Я ничего на это не ответил; Воронья Кость имел страсть к серебру, он понял, откуда берутся корабли и люди — их можно нанять за серебро. Он хотел стать конунгом Норвегии, а для этого нужны были корабли, воины и много серебра, и я бы не хотел, чтобы он интересовался моей частью добычи, ведь ему досталась своя доля серебра Атли. Этот клад дался нам слишком дорогой ценой, и я все еще не был уверен, что он не проклят.
Я поднял кубок в память о погибшем Сигурде Серебряном Носе, дяде Вороньей Кости, который был мальчику вместо отца, он командовал дружиной князя Владимира. Воронья Кость поддержал тост, сидя на высокой гостевой лавке рядом со мной, он не мог вытянуть пока что еще слишком короткие ноги и поставить их на теплые камни из очага, как делали на пиру взрослые.
Его люди также помянули Сигурда и взревели, подняв кубки.
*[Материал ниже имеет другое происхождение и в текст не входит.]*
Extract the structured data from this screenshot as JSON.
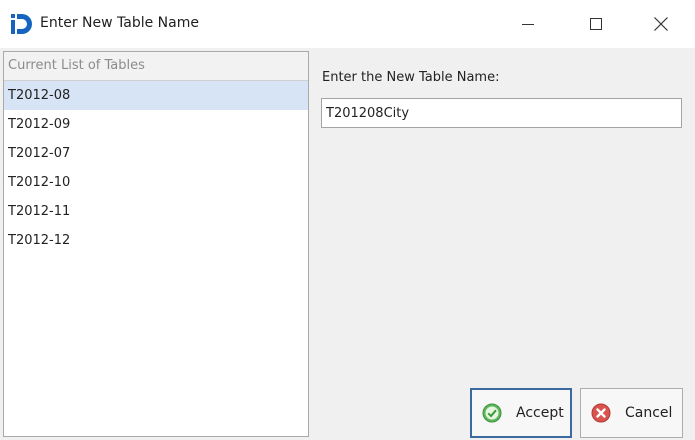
{
  "window": {
    "title": "Enter New Table Name",
    "controls": {
      "minimize": "minimize-icon",
      "maximize": "maximize-icon",
      "close": "close-icon"
    }
  },
  "tables_list": {
    "header": "Current List of Tables",
    "items": [
      "T2012-08",
      "T2012-09",
      "T2012-07",
      "T2012-10",
      "T2012-11",
      "T2012-12"
    ],
    "selected_index": 0
  },
  "form": {
    "label": "Enter the New Table Name:",
    "value": "T201208City"
  },
  "buttons": {
    "accept": {
      "label": "Accept",
      "icon": "check-circle-icon",
      "color": "#5cb85c"
    },
    "cancel": {
      "label": "Cancel",
      "icon": "x-circle-icon",
      "color": "#d9534f"
    }
  },
  "colors": {
    "selection": "#d7e4f5",
    "app_icon": "#1565c0",
    "default_button_border": "#3b6aa0"
  }
}
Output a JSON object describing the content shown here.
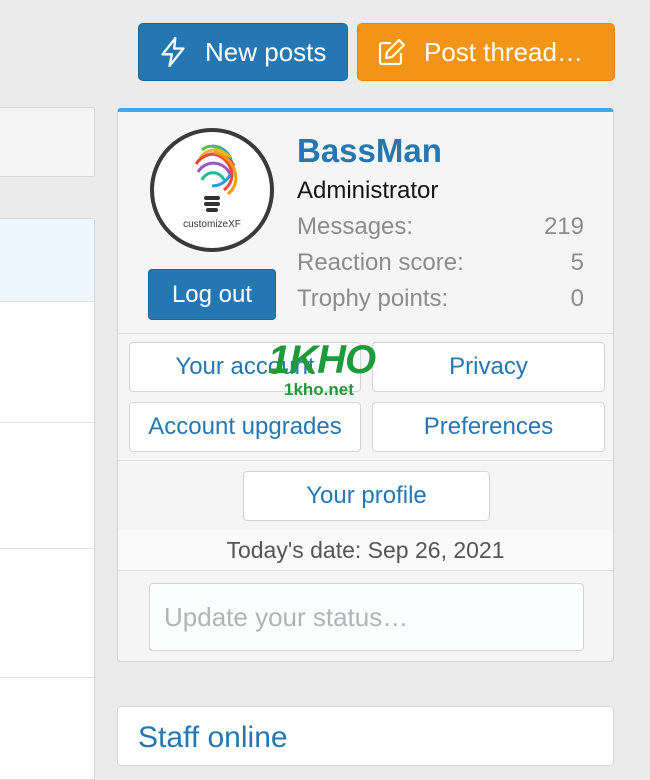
{
  "header": {
    "new_posts_label": "New posts",
    "post_thread_label": "Post thread…"
  },
  "account": {
    "avatar_text": "customizeXF",
    "username": "BassMan",
    "role": "Administrator",
    "logout_label": "Log out",
    "stats": [
      {
        "label": "Messages:",
        "value": "219"
      },
      {
        "label": "Reaction score:",
        "value": "5"
      },
      {
        "label": "Trophy points:",
        "value": "0"
      }
    ],
    "links": {
      "your_account": "Your account",
      "privacy": "Privacy",
      "account_upgrades": "Account upgrades",
      "preferences": "Preferences",
      "your_profile": "Your profile"
    },
    "date_text": "Today's date: Sep 26, 2021",
    "status_placeholder": "Update your status…"
  },
  "watermark": {
    "logo": "1KHO",
    "url": "1kho.net"
  },
  "staff_online": {
    "title": "Staff online"
  },
  "colors": {
    "primary": "#2577b1",
    "accent_orange": "#f49416",
    "menu_top_border": "#47a7eb",
    "watermark_green": "#1f9a3b"
  },
  "icons": {
    "new_posts": "bolt-icon",
    "post_thread": "edit-icon"
  }
}
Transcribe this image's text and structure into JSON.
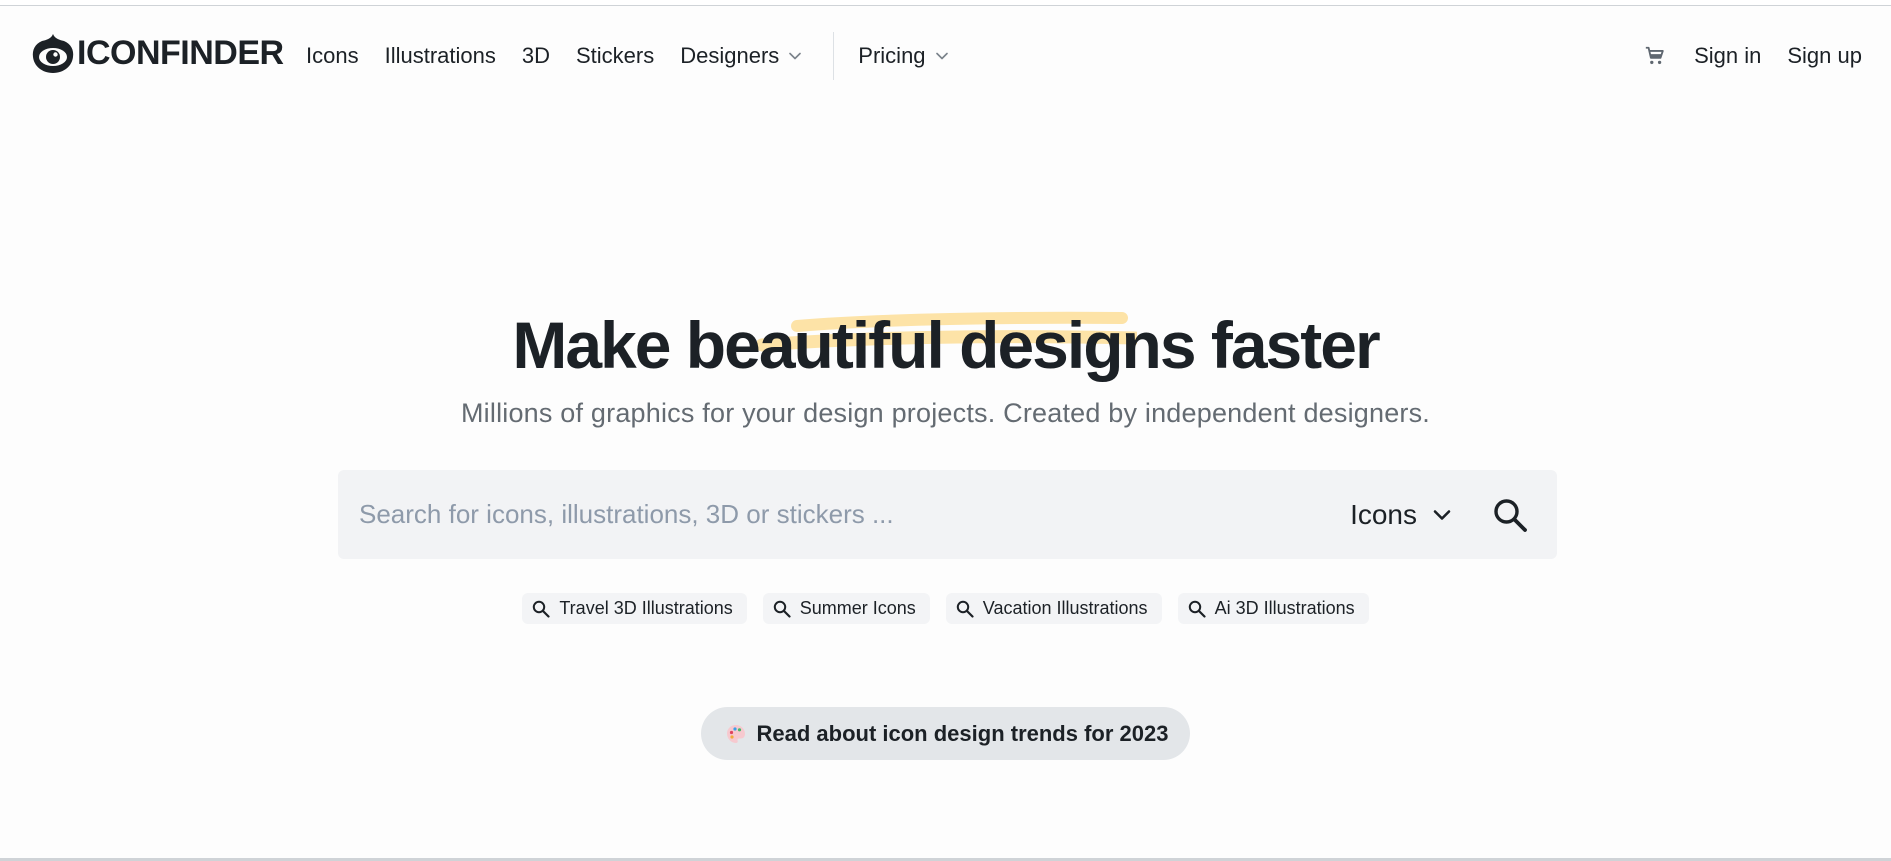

Они почитали Тора и Фрейра, и с удовольствием ели конину. Рослые воины, грубые и мускулистые, как самцы моржей, привычные к битвам и гребле, по их густым бородам лился эль, они шумно спорили и хвастались. Финн раздувал ноздри, вдыхая исходящий от них соленый запах моря, запах войны и волн, который они распространяли, как очаг разливает вокруг тепло.
Некоторые из них были в шелковых рубахах и широких штанах, кто-то вооружен изогнутыми клинками у других прямые, следуя моде в Гардарике, но все, за исключением Алеши, не были славянами-полукровками, называющими себя русами — гребцами. Это были настоящие свеи, молодые морские волки, которые бороздили Балтику вместе с Вороньей Костью и последовали бы за мальчишкой даже в Хельхейм, вздумай он отправиться туда, Алеша же помогал мальчику принимать разумные решения.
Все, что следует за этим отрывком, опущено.